Charles Joseph Nusbaum (1906-1987), was a native or Oregon, and attended Oregon State College. In 1934, he received his PhD from the University of Wisconsin and was later employed by the USDA and Clemson University. He joined the faculty at North Carolina State University in 1948 and led the Department of Plant Pathology’s tobacco disease research program until his retirement in 1973, as a William Neal Reynolds Distinguished Professor.

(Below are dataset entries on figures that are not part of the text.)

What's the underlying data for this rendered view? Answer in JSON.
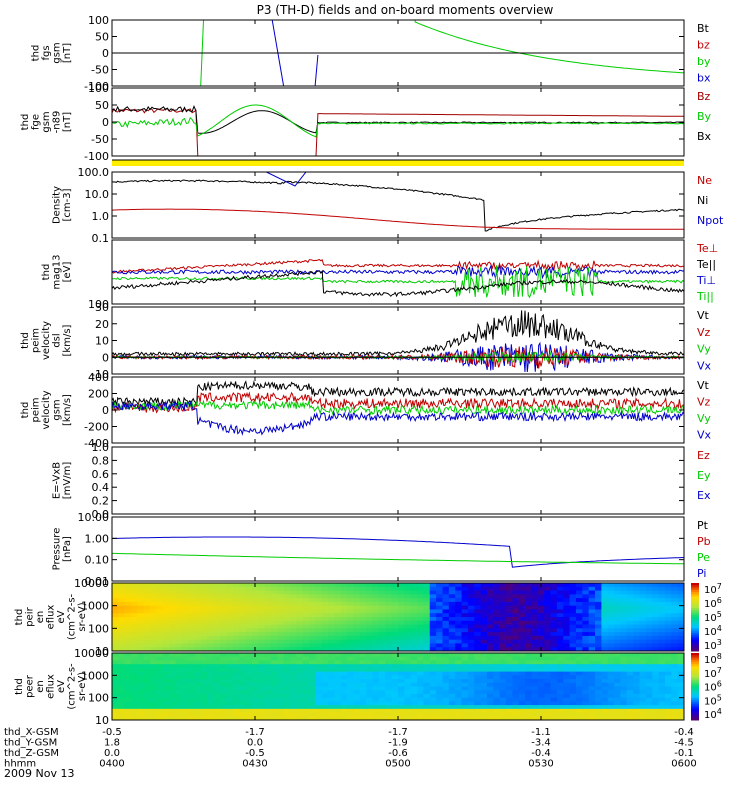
{
  "title": "P3 (TH-D) fields and on-board moments overview",
  "date": "2009 Nov 13",
  "x_axis": {
    "ticks": [
      "0400",
      "0430",
      "0500",
      "0530",
      "0600"
    ],
    "rows": [
      {
        "label": "thd_X-GSM",
        "values": [
          "-0.5",
          "-1.7",
          "-1.7",
          "-1.1",
          "-0.4"
        ]
      },
      {
        "label": "thd_Y-GSM",
        "values": [
          "1.8",
          "0.0",
          "-1.9",
          "-3.4",
          "-4.5"
        ]
      },
      {
        "label": "thd_Z-GSM",
        "values": [
          "0.0",
          "-0.5",
          "-0.6",
          "-0.4",
          "-0.1"
        ]
      },
      {
        "label": "hhmm",
        "values": [
          "0400",
          "0430",
          "0500",
          "0530",
          "0600"
        ]
      }
    ]
  },
  "colors": {
    "black": "#000000",
    "red": "#c00000",
    "darkred": "#a00000",
    "green": "#00cc00",
    "blue": "#0000cc",
    "yellow": "#ffee00"
  },
  "chart_data": [
    {
      "type": "line",
      "name": "fgs",
      "ylabel_lines": [
        "thd",
        "fgs",
        "gsm",
        "[nT]"
      ],
      "ylim": [
        -100,
        100
      ],
      "ticks": [
        "100",
        "50",
        "0",
        "-50",
        "-100"
      ],
      "legend": [
        {
          "label": "Bt",
          "color": "#000000"
        },
        {
          "label": "bz",
          "color": "#c00000"
        },
        {
          "label": "by",
          "color": "#00cc00"
        },
        {
          "label": "bx",
          "color": "#0000cc"
        }
      ]
    },
    {
      "type": "line",
      "name": "fge",
      "ylabel_lines": [
        "thd",
        "fge",
        "gsm",
        "-n89",
        "[nT]"
      ],
      "ylim": [
        -120,
        120
      ],
      "ticks": [
        "100",
        "50",
        "0",
        "-50",
        "-100"
      ],
      "legend": [
        {
          "label": "Bz",
          "color": "#a00000"
        },
        {
          "label": "By",
          "color": "#00cc00"
        },
        {
          "label": "Bx",
          "color": "#000000"
        }
      ]
    },
    {
      "type": "line",
      "name": "density",
      "log": true,
      "ylabel_lines": [
        "Density",
        "[cm-3]"
      ],
      "ylim": [
        0.1,
        100
      ],
      "ticks": [
        "100.0",
        "10.0",
        "1.0",
        "0.1"
      ],
      "legend": [
        {
          "label": "Ne",
          "color": "#c00000"
        },
        {
          "label": "Ni",
          "color": "#000000"
        },
        {
          "label": "Npot",
          "color": "#0000cc"
        }
      ]
    },
    {
      "type": "line",
      "name": "temperature",
      "log": true,
      "ylabel_lines": [
        "thd",
        "mag13",
        "[eV]"
      ],
      "ticks": [
        "100"
      ],
      "legend": [
        {
          "label": "Te⊥",
          "color": "#c00000"
        },
        {
          "label": "Te||",
          "color": "#000000"
        },
        {
          "label": "Ti⊥",
          "color": "#0000cc"
        },
        {
          "label": "Ti||",
          "color": "#00cc00"
        }
      ]
    },
    {
      "type": "line",
      "name": "velocity-dsl",
      "ylabel_lines": [
        "thd",
        "peim",
        "velocity",
        "dsl",
        "[km/s]"
      ],
      "ylim": [
        -10,
        30
      ],
      "ticks": [
        "30",
        "20",
        "10",
        "0",
        "-10"
      ],
      "legend": [
        {
          "label": "Vt",
          "color": "#000000"
        },
        {
          "label": "Vz",
          "color": "#c00000"
        },
        {
          "label": "Vy",
          "color": "#00cc00"
        },
        {
          "label": "Vx",
          "color": "#0000cc"
        }
      ]
    },
    {
      "type": "line",
      "name": "velocity-gsm",
      "ylabel_lines": [
        "thd",
        "peim",
        "velocity",
        "gsm",
        "[km/s]"
      ],
      "ylim": [
        -400,
        400
      ],
      "ticks": [
        "400",
        "200",
        "0",
        "-200",
        "-400"
      ],
      "legend": [
        {
          "label": "Vt",
          "color": "#000000"
        },
        {
          "label": "Vz",
          "color": "#c00000"
        },
        {
          "label": "Vy",
          "color": "#00cc00"
        },
        {
          "label": "Vx",
          "color": "#0000cc"
        }
      ]
    },
    {
      "type": "line",
      "name": "efield",
      "ylabel_lines": [
        "E=-VxB",
        "[mV/m]"
      ],
      "ylim": [
        0,
        1
      ],
      "ticks": [
        "1.0",
        "0.8",
        "0.6",
        "0.4",
        "0.2",
        "0.0"
      ],
      "legend": [
        {
          "label": "Ez",
          "color": "#c00000"
        },
        {
          "label": "Ey",
          "color": "#00cc00"
        },
        {
          "label": "Ex",
          "color": "#0000cc"
        }
      ]
    },
    {
      "type": "line",
      "name": "pressure",
      "log": true,
      "ylabel_lines": [
        "Pressure",
        "[nPa]"
      ],
      "ylim": [
        0.005,
        20
      ],
      "ticks": [
        "10.00",
        "1.00",
        "0.10",
        "0.01"
      ],
      "legend": [
        {
          "label": "Pt",
          "color": "#000000"
        },
        {
          "label": "Pb",
          "color": "#c00000"
        },
        {
          "label": "Pe",
          "color": "#00cc00"
        },
        {
          "label": "Pi",
          "color": "#0000cc"
        }
      ]
    },
    {
      "type": "heatmap",
      "name": "ion-spectrogram",
      "ylabel_lines": [
        "thd",
        "peir",
        "en",
        "eflux",
        "eV",
        "(cm^2-s-",
        "sr-eV)"
      ],
      "ticks": [
        "10000",
        "1000",
        "100",
        "10"
      ],
      "colorbar_ticks": [
        "10^7",
        "10^6",
        "10^5",
        "10^4",
        "10^3"
      ]
    },
    {
      "type": "heatmap",
      "name": "electron-spectrogram",
      "ylabel_lines": [
        "thd",
        "peer",
        "en",
        "eflux",
        "eV",
        "(cm^2-s-",
        "sr-eV)"
      ],
      "ticks": [
        "10000",
        "1000",
        "100",
        "10"
      ],
      "colorbar_ticks": [
        "10^8",
        "10^7",
        "10^6",
        "10^5",
        "10^4"
      ]
    }
  ]
}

Dr. Nusbaum’s pioneering work on the epidemiology of diseases caused by nematodes and the influence of crop rotations on soilborne pathogens earned him international recognition. Indeed, his work anticipated and laid the foundation for disease management and advisory systems that are essential components of integrated pest management, systems ecology and sustainable agricultural practices.

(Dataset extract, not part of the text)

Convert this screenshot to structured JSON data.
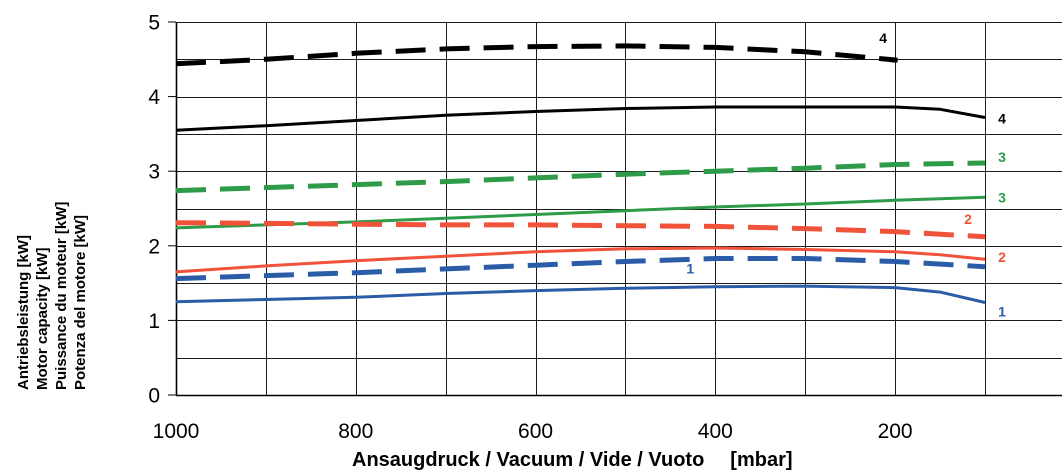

The Nusbaum Conference is supported by an endowment established by Dr. Nusbaum and his wife, Virginia. The biennial series began in 1983 as the Nusbaum Symposium. The theme of the first symposium reflected Dr. Nusbaum’s career-long interests and was entitled “Ecology and Population Dynamics of Soilborne Plant Pathogens.” Subsequent symposia focused on: Recognition and host specificity in plant disease; Genetic modification of plant and microorganisms for disease and pest management; Biological control of diseases; Mycotoxins; Sustainable agriculture; Ecology and evolution of host-parasite interactions; and Land-grant universities in transition.